Every two years in the state of Montana our elected state senators and house representatives head to Helena to set state budgets and modify, set, or remove laws for the people of Montana.
This year is currently a legislative session, and it is time to see what is going to happen to budgets and new requirements for schools. As a school district, we are always sitting on pins and needles waiting to see what effects the current legislation will have on our current operating budgets. This leads to the discussion of whether to run local mill levies to cover funding shortages from the State.
This year Columbus Schools will not be receiving the funding of past years; however, we feel that we have the resources and have implemented the spending cuts to make it through this year without running a mill levy while still providing an outstanding education. The district is, though, faced with new requirements that I feel need some explanation.
One of the current bills being proposed at the legislature this session is Senate Bill 307. Senate Bill 307 includes a new notice requirement that will kick in immediately if passed.
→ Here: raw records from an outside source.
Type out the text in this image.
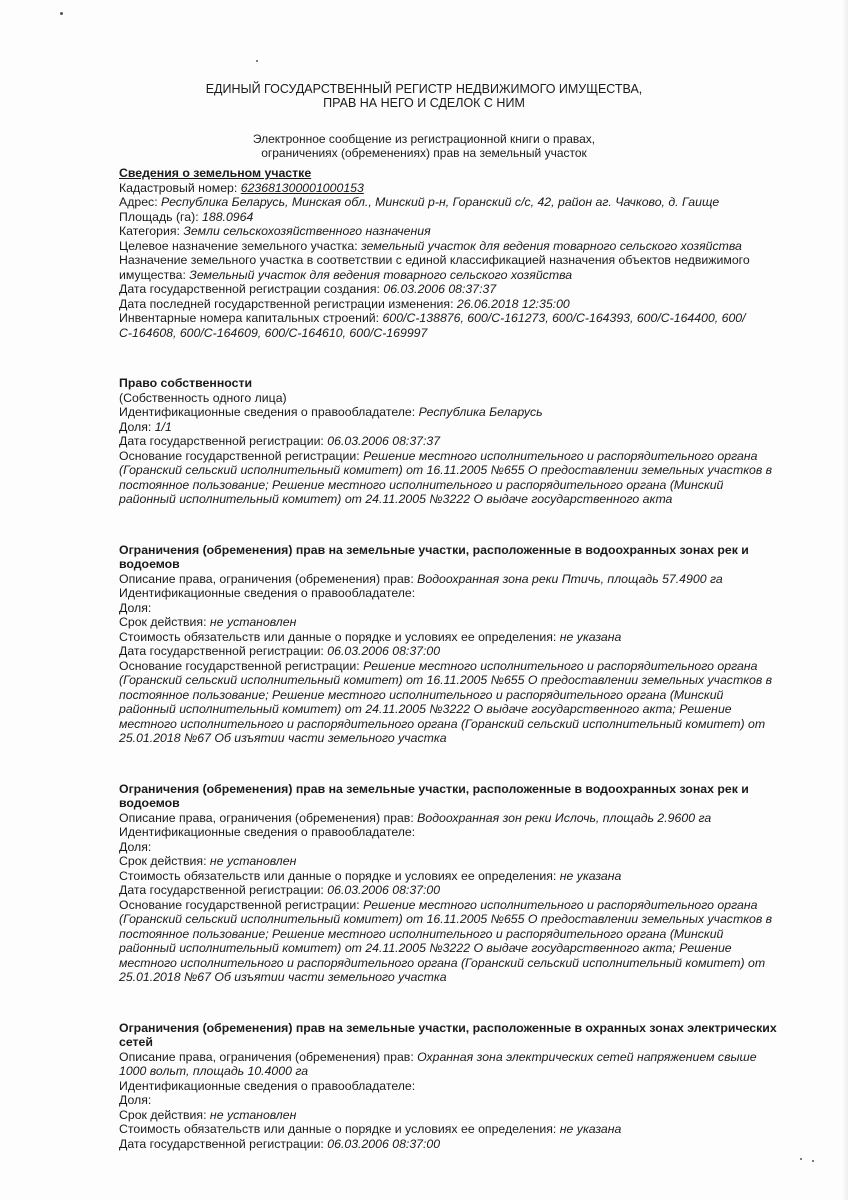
ЕДИНЫЙ ГОСУДАРСТВЕННЫЙ РЕГИСТР НЕДВИЖИМОГО ИМУЩЕСТВА,
ПРАВ НА НЕГО И СДЕЛОК С НИМ
Электронное сообщение из регистрационной книги о правах,
ограничениях (обременениях) прав на земельный участок
Сведения о земельном участке
Кадастровый номер: 623681300001000153
Адрес: Республика Беларусь, Минская обл., Минский р-н, Горанский с/с, 42, район аг. Чачково, д. Гаище
Площадь (га): 188.0964
Категория: Земли сельскохозяйственного назначения
Целевое назначение земельного участка: земельный участок для ведения товарного сельского хозяйства
Назначение земельного участка в соответствии с единой классификацией назначения объектов недвижимого имущества: Земельный участок для ведения товарного сельского хозяйства
Дата государственной регистрации создания: 06.03.2006 08:37:37
Дата последней государственной регистрации изменения: 26.06.2018 12:35:00
Инвентарные номера капитальных строений: 600/С-138876, 600/С-161273, 600/С-164393, 600/С-164400, 600/С-164608, 600/С-164609, 600/С-164610, 600/С-169997
Право собственности
(Собственность одного лица)
Идентификационные сведения о правообладателе: Республика Беларусь
Доля: 1/1
Дата государственной регистрации: 06.03.2006 08:37:37
Основание государственной регистрации: Решение местного исполнительного и распорядительного органа (Горанский сельский исполнительный комитет) от 16.11.2005 №655 О предоставлении земельных участков в постоянное пользование; Решение местного исполнительного и распорядительного органа (Минский районный исполнительный комитет) от 24.11.2005 №3222 О выдаче государственного акта
Ограничения (обременения) прав на земельные участки, расположенные в водоохранных зонах рек и водоемов
Описание права, ограничения (обременения) прав: Водоохранная зона реки Птичь, площадь 57.4900 га
Идентификационные сведения о правообладателе:
Доля:
Срок действия: не установлен
Стоимость обязательств или данные о порядке и условиях ее определения: не указана
Дата государственной регистрации: 06.03.2006 08:37:00
Основание государственной регистрации: Решение местного исполнительного и распорядительного органа (Горанский сельский исполнительный комитет) от 16.11.2005 №655 О предоставлении земельных участков в постоянное пользование; Решение местного исполнительного и распорядительного органа (Минский районный исполнительный комитет) от 24.11.2005 №3222 О выдаче государственного акта; Решение местного исполнительного и распорядительного органа (Горанский сельский исполнительный комитет) от 25.01.2018 №67 Об изъятии части земельного участка
Ограничения (обременения) прав на земельные участки, расположенные в водоохранных зонах рек и водоемов
Описание права, ограничения (обременения) прав: Водоохранная зон реки Ислочь, площадь 2.9600 га
Идентификационные сведения о правообладателе:
Доля:
Срок действия: не установлен
Стоимость обязательств или данные о порядке и условиях ее определения: не указана
Дата государственной регистрации: 06.03.2006 08:37:00
Основание государственной регистрации: Решение местного исполнительного и распорядительного органа (Горанский сельский исполнительный комитет) от 16.11.2005 №655 О предоставлении земельных участков в постоянное пользование; Решение местного исполнительного и распорядительного органа (Минский районный исполнительный комитет) от 24.11.2005 №3222 О выдаче государственного акта; Решение местного исполнительного и распорядительного органа (Горанский сельский исполнительный комитет) от 25.01.2018 №67 Об изъятии части земельного участка
Ограничения (обременения) прав на земельные участки, расположенные в охранных зонах электрических сетей
Описание права, ограничения (обременения) прав: Охранная зона электрических сетей напряжением свыше 1000 вольт, площадь 10.4000 га
Идентификационные сведения о правообладателе:
Доля:
Срок действия: не установлен
Стоимость обязательств или данные о порядке и условиях ее определения: не указана
Дата государственной регистрации: 06.03.2006 08:37:00
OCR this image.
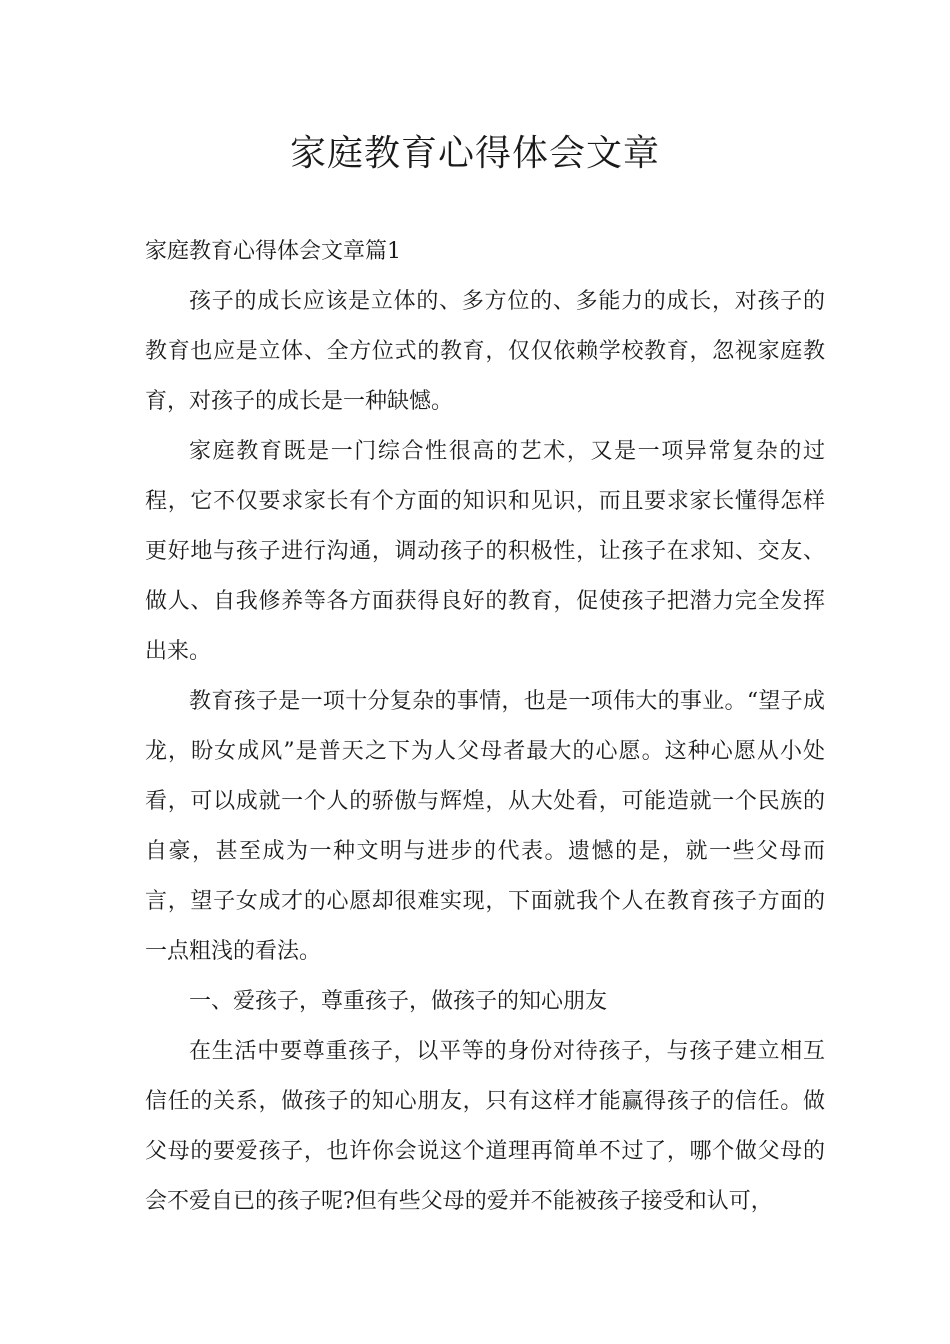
家庭教育心得体会文章

家庭教育心得体会文章篇1

孩子的成长应该是立体的、多方位的、多能力的成长，对孩子的教育也应是立体、全方位式的教育，仅仅依赖学校教育，忽视家庭教育，对孩子的成长是一种缺憾。

家庭教育既是一门综合性很高的艺术，又是一项异常复杂的过程，它不仅要求家长有个方面的知识和见识，而且要求家长懂得怎样更好地与孩子进行沟通，调动孩子的积极性，让孩子在求知、交友、做人、自我修养等各方面获得良好的教育，促使孩子把潜力完全发挥出来。

教育孩子是一项十分复杂的事情，也是一项伟大的事业。“望子成龙，盼女成风”是普天之下为人父母者最大的心愿。这种心愿从小处看，可以成就一个人的骄傲与辉煌，从大处看，可能造就一个民族的自豪，甚至成为一种文明与进步的代表。遗憾的是，就一些父母而言，望子女成才的心愿却很难实现，下面就我个人在教育孩子方面的一点粗浅的看法。

一、爱孩子，尊重孩子，做孩子的知心朋友

在生活中要尊重孩子，以平等的身份对待孩子，与孩子建立相互信任的关系，做孩子的知心朋友，只有这样才能赢得孩子的信任。做父母的要爱孩子，也许你会说这个道理再简单不过了，哪个做父母的会不爱自已的孩子呢?但有些父母的爱并不能被孩子接受和认可，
This notice applies to all school district non-voted levies, known as permissive mills, adopted by motion of a board of trustees and is required before our board can impose an increase in revenues or mills next year for the following: Adult Education Levy, Bus Depreciation Reserve Levy, Transportation Levy, Tuition Levy and a new school facilities levy to be published.
This bill has two parts: One, it gives the districts milling authority to support our building reserve fund, and two, it provides transparency of what the district is milling on non-voted levies. The new school facilities levy is designed to help schools offset costs from our general budgets for deferred maintenance projects and continuous upkeep.
The district always runs permissive levies. This is not a new tax you are going to be required to pay; however, it is part of an on-going funding mechanism for all schools to fund programs and services outside of our general operating funds.
Each year the board sets the number of mills needed in each of the above- listed funds to support and maintain the areas of school requirements such as providing transportation. I am attaching four charts to help explain our permissive levies. There are separate charts for the elementary district and high school district.
Each district has a chart that explains the current mills we are operating upon and another that projects what we anticipate the district will need to maintain our current services in the upcoming school year.
The two areas of increase from last year to this year will be the Tuition Fund, which is a fund we use to offset Special Education costs, and the Building Reserve Fund, which will be used for deferred maintenance.
You will notice that we have tried very hard not to increase the mills from last year, and if we did, it was minimal. I have moved the number of mills of other funds to offset anticipated costs in maintenance and special education. One variable that needs to be mentioned is that these figures are estimated due to the fact that the school district doesn’t receive the taxable values of our district property values until August of each year.
This allows for some changes in millage of high or lower values dependent upon our taxable values. The taxable value for Columbus School District has been pretty consistent in past years with the taxable values slightly increasing lowering the number of mills necessary to operate these funds.
In the legal section of the Stillwater County News, you will notice the public notice the Columbus School District is required to publish every year stating the district’s estimated proposed millage for the funds stated above.
On the chart in the legal section of the paper, you will notice the number of mills proposed, whether they are an increase or a decrease from the previous year, the amount the new mills will generate in revenue, and the effect those mills will have on a house of $100,000 and $200,000 for each fund.
In closing, the Board and I feel that fiscal responsibility is the key to determining our budgeting needs. We have continued to trim from areas of the budget that we believe will have less of an impact in a given year and moved funding to those we foresee as areas of need.
We will continue to work as a team in being responsible in our budgeting process. Thank you for your support of our school district.